Bund stoppt Kiff-Versuch

CANNABIS ⋅ Die Universität Bern darf keinen Pilotversuch für die legale Abgabe von Cannabis durchführen. Vom Entscheid ist auch die Stadt Luzern betroffen.
15. November 2017, 00:00

Dominik Weingartner

Das Bundesamt für Gesundheit (BAG) erteilt der Universität Bern eine Absage. Diese wollte zusammen mit den Städten Bern, Luzern, Zürich und Biel die versuchsweise legale Abgabe von Cannabis erforschen. Die Bewilligung für eine solche Studie ist aber laut dem BAG im heutigen gesetzlichen Rahmen nicht möglich, weil das Betäubungsmittelgesetz den Konsum von Cannabis zu nicht medizinischen Zwecken verbiete.

Das Luzerner Stadtparlament hat im September grünes Licht für die Teilnahme an der Studie gegeben.

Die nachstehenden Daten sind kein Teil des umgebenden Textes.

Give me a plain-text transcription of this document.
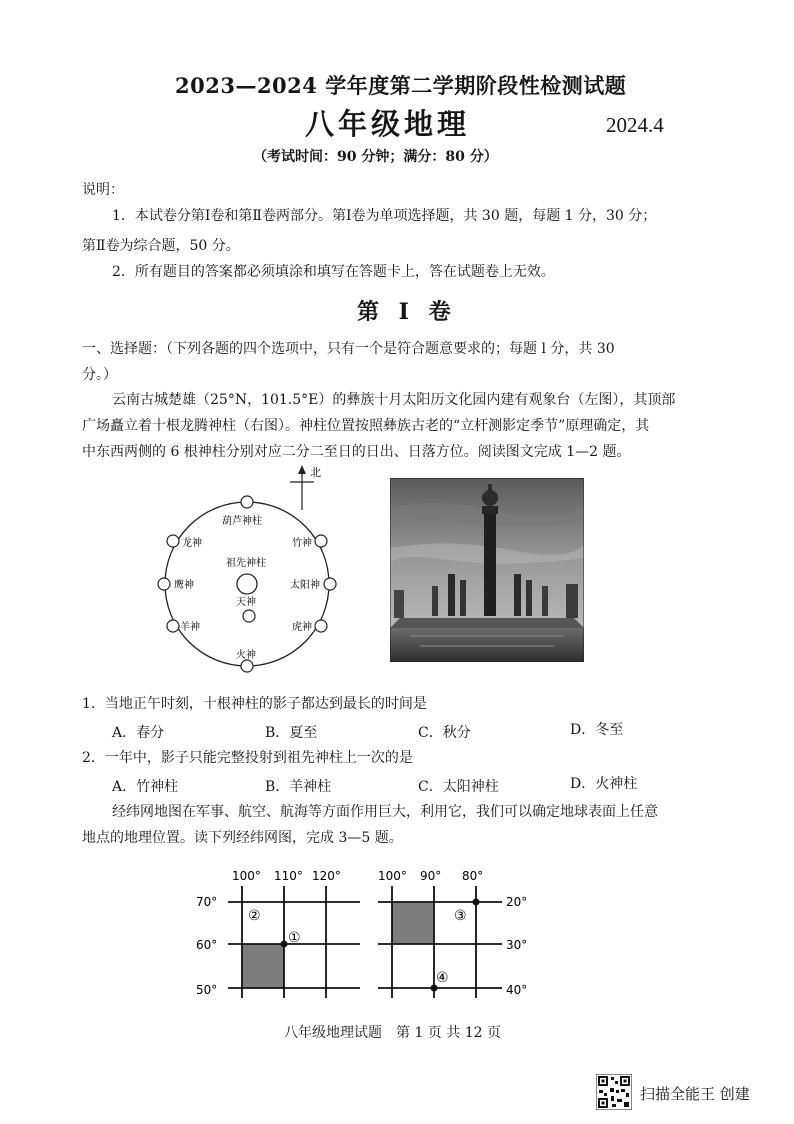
2023—2024 学年度第二学期阶段性检测试题
八年级地理	2024.4
（考试时间：90 分钟；满分：80 分）
说明：
1．本试卷分第Ⅰ卷和第Ⅱ卷两部分。第Ⅰ卷为单项选择题，共 30 题，每题 1 分，30 分；
第Ⅱ卷为综合题，50 分。
2．所有题目的答案都必须填涂和填写在答题卡上，答在试题卷上无效。
第 I 卷
一、选择题：（下列各题的四个选项中，只有一个是符合题意要求的；每题 l 分，共 30
分。）
云南古城楚雄（25°N，101.5°E）的彝族十月太阳历文化园内建有观象台（左图），其顶部
广场矗立着十根龙腾神柱（右图）。神柱位置按照彝族古老的“立杆测影定季节”原理确定，其
中东西两侧的 6 根神柱分别对应二分二至日的日出、日落方位。阅读图文完成 1—2 题。
北
葫芦神柱
龙神	竹神
祖先神柱
鹰神	太阳神
天神
羊神	虎神
火神
1．当地正午时刻，十根神柱的影子都达到最长的时间是
A．春分	B．夏至	C．秋分	D．冬至
2．一年中，影子只能完整投射到祖先神柱上一次的是
A．竹神柱	B．羊神柱	C．太阳神柱	D．火神柱
经纬网地图在军事、航空、航海等方面作用巨大，利用它，我们可以确定地球表面上任意
地点的地理位置。读下列经纬网图，完成 3—5 题。
100° 110° 120°
70°
60°
50°
②
①
100° 90° 80°
20°
30°
40°
③
④
八年级地理试题　第 1 页 共 12 页
扫描全能王 创建
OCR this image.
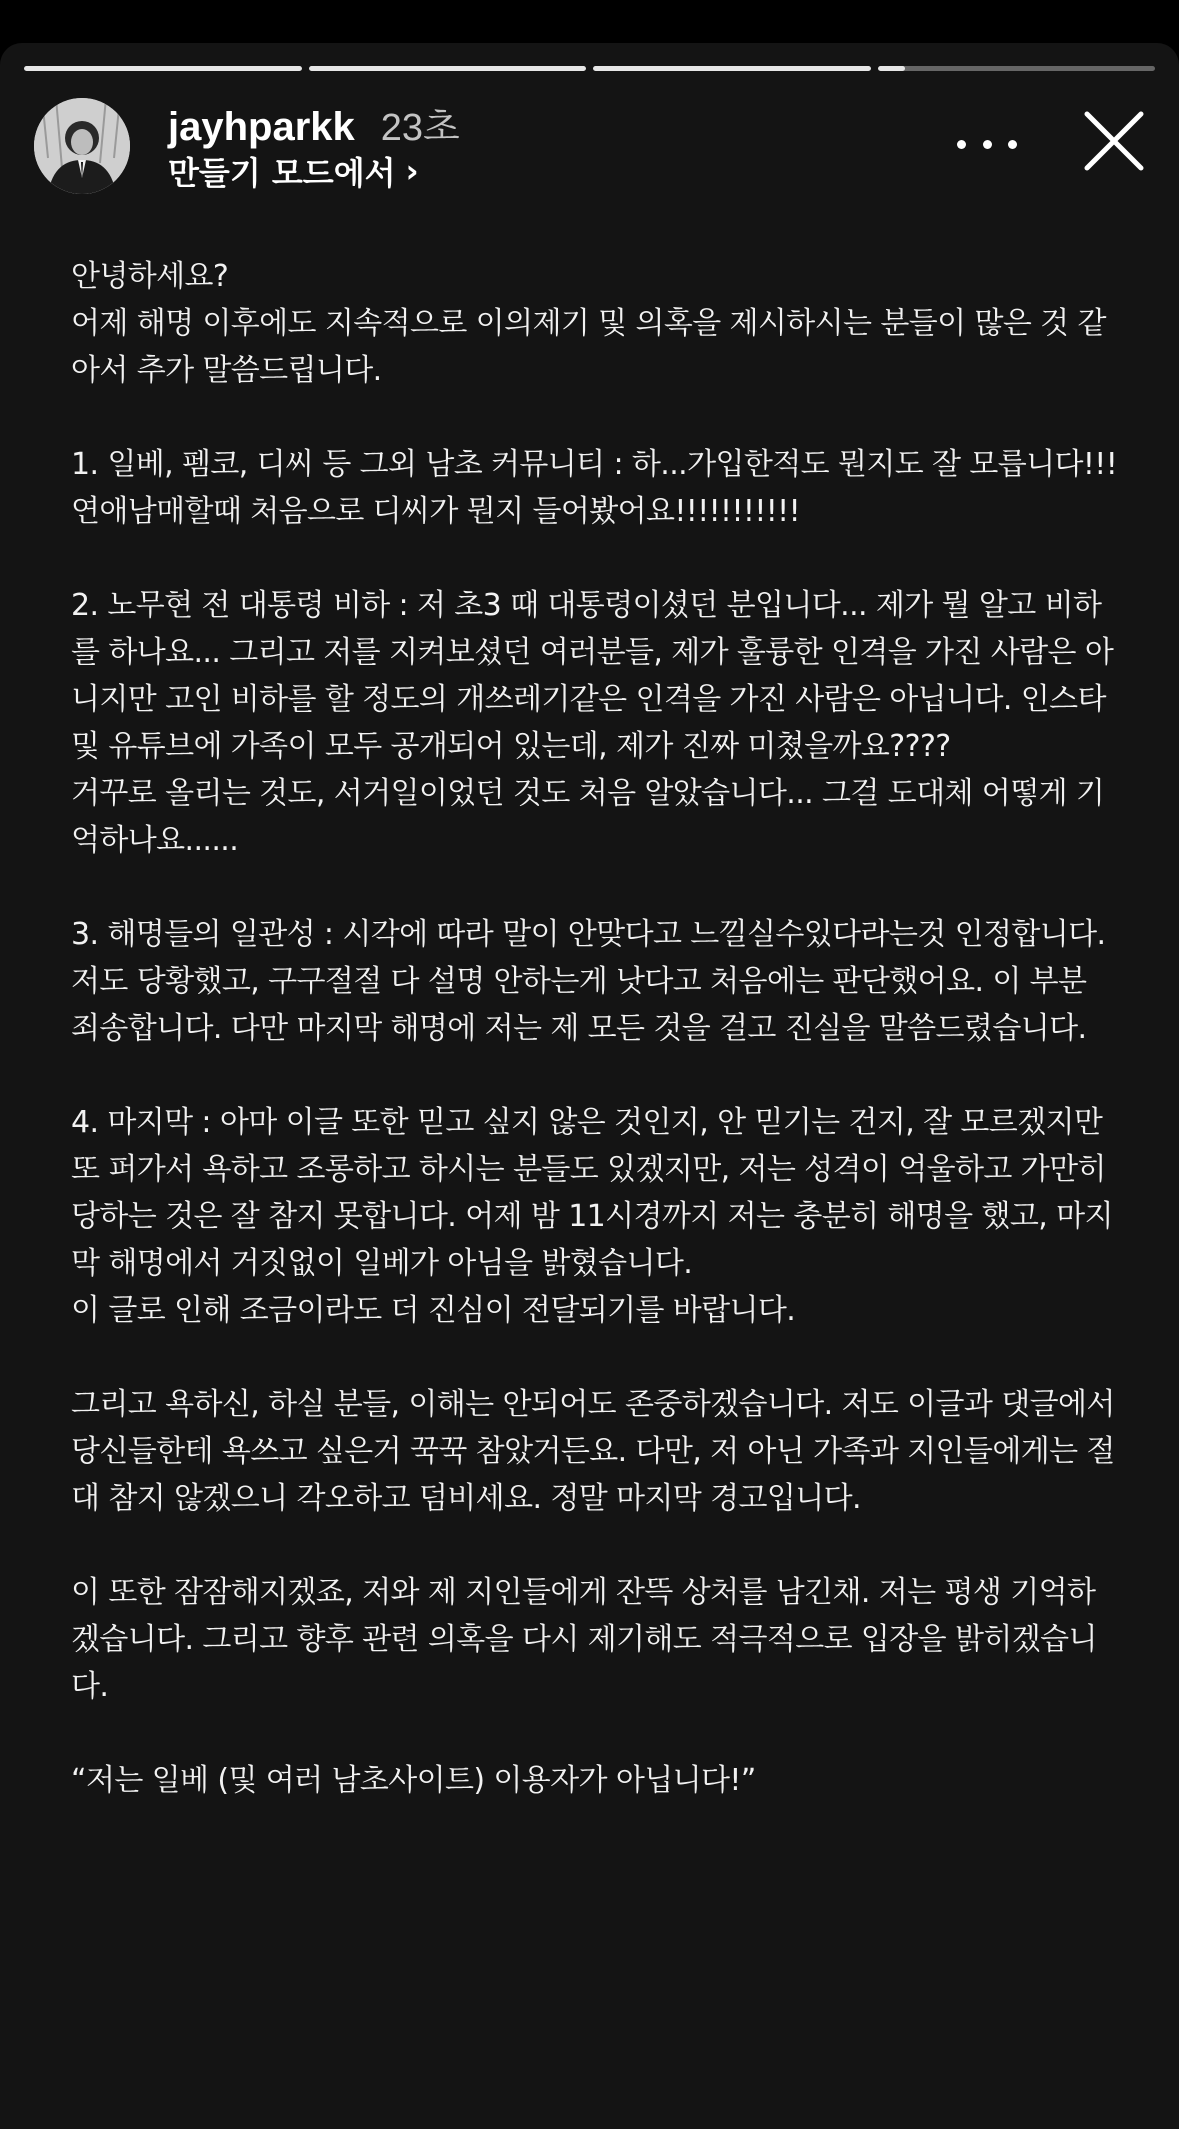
jayhparkk 23초
만들기 모드에서 ›

안녕하세요?
어제 해명 이후에도 지속적으로 이의제기 및 의혹을 제시하시는 분들이 많은 것 같아서 추가 말씀드립니다.

1. 일베, 펨코, 디씨 등 그외 남초 커뮤니티 : 하...가입한적도 뭔지도 잘 모릅니다!!! 연애남매할때 처음으로 디씨가 뭔지 들어봤어요!!!!!!!!!!!

2. 노무현 전 대통령 비하 : 저 초3 때 대통령이셨던 분입니다... 제가 뭘 알고 비하를 하나요... 그리고 저를 지켜보셨던 여러분들, 제가 훌륭한 인격을 가진 사람은 아니지만 고인 비하를 할 정도의 개쓰레기같은 인격을 가진 사람은 아닙니다. 인스타 및 유튜브에 가족이 모두 공개되어 있는데, 제가 진짜 미쳤을까요????
거꾸로 올리는 것도, 서거일이었던 것도 처음 알았습니다... 그걸 도대체 어떻게 기억하나요......

3. 해명들의 일관성 : 시각에 따라 말이 안맞다고 느낄실수있다라는것 인정합니다. 저도 당황했고, 구구절절 다 설명 안하는게 낫다고 처음에는 판단했어요. 이 부분 죄송합니다. 다만 마지막 해명에 저는 제 모든 것을 걸고 진실을 말씀드렸습니다.

4. 마지막 : 아마 이글 또한 믿고 싶지 않은 것인지, 안 믿기는 건지, 잘 모르겠지만 또 퍼가서 욕하고 조롱하고 하시는 분들도 있겠지만, 저는 성격이 억울하고 가만히 당하는 것은 잘 참지 못합니다. 어제 밤 11시경까지 저는 충분히 해명을 했고, 마지막 해명에서 거짓없이 일베가 아님을 밝혔습니다.
이 글로 인해 조금이라도 더 진심이 전달되기를 바랍니다.

그리고 욕하신, 하실 분들, 이해는 안되어도 존중하겠습니다. 저도 이글과 댓글에서 당신들한테 욕쓰고 싶은거 꾹꾹 참았거든요. 다만, 저 아닌 가족과 지인들에게는 절대 참지 않겠으니 각오하고 덤비세요. 정말 마지막 경고입니다.

이 또한 잠잠해지겠죠, 저와 제 지인들에게 잔뜩 상처를 남긴채. 저는 평생 기억하겠습니다. 그리고 향후 관련 의혹을 다시 제기해도 적극적으로 입장을 밝히겠습니다.

“저는 일베 (및 여러 남초사이트) 이용자가 아닙니다!”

Die erforderliche Bewilligung aus Bern schien nur noch Formsache zu sein. Entsprechend konsterniert ist Sozial­direktor Martin Merki (FDP). «Ich bin überrascht und enttäuscht über diesen Entscheid», sagt er. Die Stadt Bern habe vorgängig abklären lassen, ob der Versuch mit dem geltenden Betäubungsmittelgesetz vereinbar sei. Dies sei von den Gutachtern klar bejaht worden. «Weshalb das BAG zu einem anderen Entscheid kommt, müssen wir im Detail klären», sagt der Stadtluzerner Sozialdirektor. Die zuständige Berner Gemeinderätin Franziska Täuscher (Grüne) spricht von einer «verpassten Chance» und einem «mutlosen Entscheid».

Klar ist: Die Frage nach einer Legalisierung von Cannabis ist trotz des BAG-Entscheids noch lange nicht vom Tisch. Der Verein «Legalize it!» plant die Lancierung einer entsprechenden Volksinitiative. Zurzeit sammelt der Verein noch Geld, um die Unterschriftensammlung finanzieren zu können. Bis es zu einer möglichen Abstimmung kommt, vergehen noch mehrere Jahre.

Früher dürfte der Entscheid über eine parlamentarische Initiative der Grünen fallen, die ein Gesetz zur Cannabis-Regulierung fordert. Dass das Anliegen im Parlament allerdings eine Mehrheit finden wird, ist zweifelhaft.